In paragraph 5 of her affidavit she deposed:
“after the untimely death of Eric Nhodza in 2014, I contacted his wife and daughter and enquired about the deed of transfer and they professed ignorance about the issue. I then carried out a deed search and discovered that the property had been transferred into the names of Applicant and second respondent. I also discovered that the title was encumbered as there was a caveat registered in favour of Credsure. In a bid to save my father’s farm, I engaged the late family of the late Eric Nhodza and offered that despite non perfomance and fraud on the part of the deceased, the farm could be subdivided and two hundred and twenty hectares transferred to Credsure in settlement of the late Eric Nhodza’s obligations.”
In paragraph 6 she states “unfortunately, our family’s generosity was misconstrued as weakness…”
In paragraph 5 of his opposing affidavit in case HC 4086/22, plaintiff deposed that:
“… in 2018 a deeds search was conducted by my daughter and she discovered that the property had been fraudulently transferred to two body corporates one of which was a shell company given to her by the late Eric Nhodza for future use…”

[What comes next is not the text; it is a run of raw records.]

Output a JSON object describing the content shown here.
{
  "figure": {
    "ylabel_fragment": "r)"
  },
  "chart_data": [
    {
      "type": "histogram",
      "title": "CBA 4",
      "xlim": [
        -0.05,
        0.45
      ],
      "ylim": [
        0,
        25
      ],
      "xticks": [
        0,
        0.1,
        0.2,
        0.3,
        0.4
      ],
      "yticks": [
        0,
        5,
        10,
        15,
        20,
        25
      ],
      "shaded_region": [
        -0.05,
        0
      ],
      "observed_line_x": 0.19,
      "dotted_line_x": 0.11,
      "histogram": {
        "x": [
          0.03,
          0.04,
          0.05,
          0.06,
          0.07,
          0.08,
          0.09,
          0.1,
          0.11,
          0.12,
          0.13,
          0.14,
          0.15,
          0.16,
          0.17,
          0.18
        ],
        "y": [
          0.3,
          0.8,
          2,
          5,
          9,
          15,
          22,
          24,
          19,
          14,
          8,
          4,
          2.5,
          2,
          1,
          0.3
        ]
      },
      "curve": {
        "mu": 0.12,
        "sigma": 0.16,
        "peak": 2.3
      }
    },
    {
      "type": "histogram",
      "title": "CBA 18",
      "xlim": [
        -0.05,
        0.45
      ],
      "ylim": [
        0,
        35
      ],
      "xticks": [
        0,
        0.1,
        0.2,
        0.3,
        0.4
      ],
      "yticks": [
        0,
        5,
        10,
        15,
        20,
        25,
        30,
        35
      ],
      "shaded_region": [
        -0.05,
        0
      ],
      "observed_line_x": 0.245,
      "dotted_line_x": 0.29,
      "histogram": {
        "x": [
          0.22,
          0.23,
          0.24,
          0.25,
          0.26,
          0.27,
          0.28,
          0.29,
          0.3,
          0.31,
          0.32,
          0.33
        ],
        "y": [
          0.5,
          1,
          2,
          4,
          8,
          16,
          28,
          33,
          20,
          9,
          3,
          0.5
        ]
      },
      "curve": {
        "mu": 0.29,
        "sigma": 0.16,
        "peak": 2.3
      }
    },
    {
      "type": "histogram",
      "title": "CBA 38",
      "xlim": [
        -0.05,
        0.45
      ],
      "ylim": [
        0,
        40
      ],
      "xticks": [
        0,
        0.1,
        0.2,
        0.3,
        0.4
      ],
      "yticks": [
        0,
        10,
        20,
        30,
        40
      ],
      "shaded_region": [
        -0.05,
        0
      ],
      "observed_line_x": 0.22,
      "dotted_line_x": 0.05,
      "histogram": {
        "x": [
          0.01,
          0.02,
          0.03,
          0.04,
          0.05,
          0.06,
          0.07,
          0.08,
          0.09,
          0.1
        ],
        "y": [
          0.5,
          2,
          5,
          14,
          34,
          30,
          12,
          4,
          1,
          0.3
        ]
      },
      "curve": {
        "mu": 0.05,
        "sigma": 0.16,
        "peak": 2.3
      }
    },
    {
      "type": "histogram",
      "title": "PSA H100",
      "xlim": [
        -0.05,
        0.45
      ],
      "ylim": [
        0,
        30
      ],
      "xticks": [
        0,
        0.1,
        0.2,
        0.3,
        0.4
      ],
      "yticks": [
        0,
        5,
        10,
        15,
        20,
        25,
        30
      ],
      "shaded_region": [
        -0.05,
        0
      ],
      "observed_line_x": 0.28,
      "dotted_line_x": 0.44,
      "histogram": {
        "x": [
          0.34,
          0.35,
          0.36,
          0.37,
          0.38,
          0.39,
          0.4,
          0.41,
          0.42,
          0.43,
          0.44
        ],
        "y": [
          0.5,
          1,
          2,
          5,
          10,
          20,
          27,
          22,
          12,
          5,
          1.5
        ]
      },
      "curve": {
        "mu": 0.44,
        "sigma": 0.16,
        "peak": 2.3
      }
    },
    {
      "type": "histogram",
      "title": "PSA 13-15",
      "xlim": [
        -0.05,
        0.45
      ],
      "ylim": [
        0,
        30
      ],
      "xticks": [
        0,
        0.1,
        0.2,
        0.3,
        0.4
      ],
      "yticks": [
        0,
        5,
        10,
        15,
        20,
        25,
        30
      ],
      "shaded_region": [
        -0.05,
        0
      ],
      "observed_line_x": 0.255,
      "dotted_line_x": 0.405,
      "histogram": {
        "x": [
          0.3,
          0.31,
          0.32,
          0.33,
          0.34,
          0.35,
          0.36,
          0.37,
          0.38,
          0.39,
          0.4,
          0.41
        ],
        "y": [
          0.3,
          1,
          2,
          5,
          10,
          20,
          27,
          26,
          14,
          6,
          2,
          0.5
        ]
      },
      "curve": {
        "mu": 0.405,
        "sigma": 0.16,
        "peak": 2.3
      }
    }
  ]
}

The above narration convinces me that plaintiff became aware of the facts that gave rise to the cause of action in 2018 when Rashai discovered that the property had been transferred. Even if I were to be wrong in my finding above, plaintiff would be affected by subsection (3) of section 16 of the Prescription. Considering Rashai’s deposition, plaintiff should have acquired the knowledge about the transfer by exercising reasonable care and diligence. Having become aware of the facts giving rise to the cause of action as far back as 2018, plaintiff’s claim had prescribed at the time he issued summons in August 2022. The remarks by Bhunu JA that once prescription has run its course it deprives the aggrieved party of the remedy or relief sought regardless of whether or not one has a valid claim on the merits. The nature of the defence (prescription) is that it even allows a litigant at fault to keep his ill-gotten gains, are apt. John Conrade Trust v The Federation of Kushanda Preschools Trust & 3 Ors SC 12/2017.
In my considered view, the special plea was well taken and I uphold it.
To that end, IT IS ORDERED THAT, the special plea be and is hereby upheld. Plaintiff to bear costs on the ordinary scale as I find no basis to order costs on the higher scale.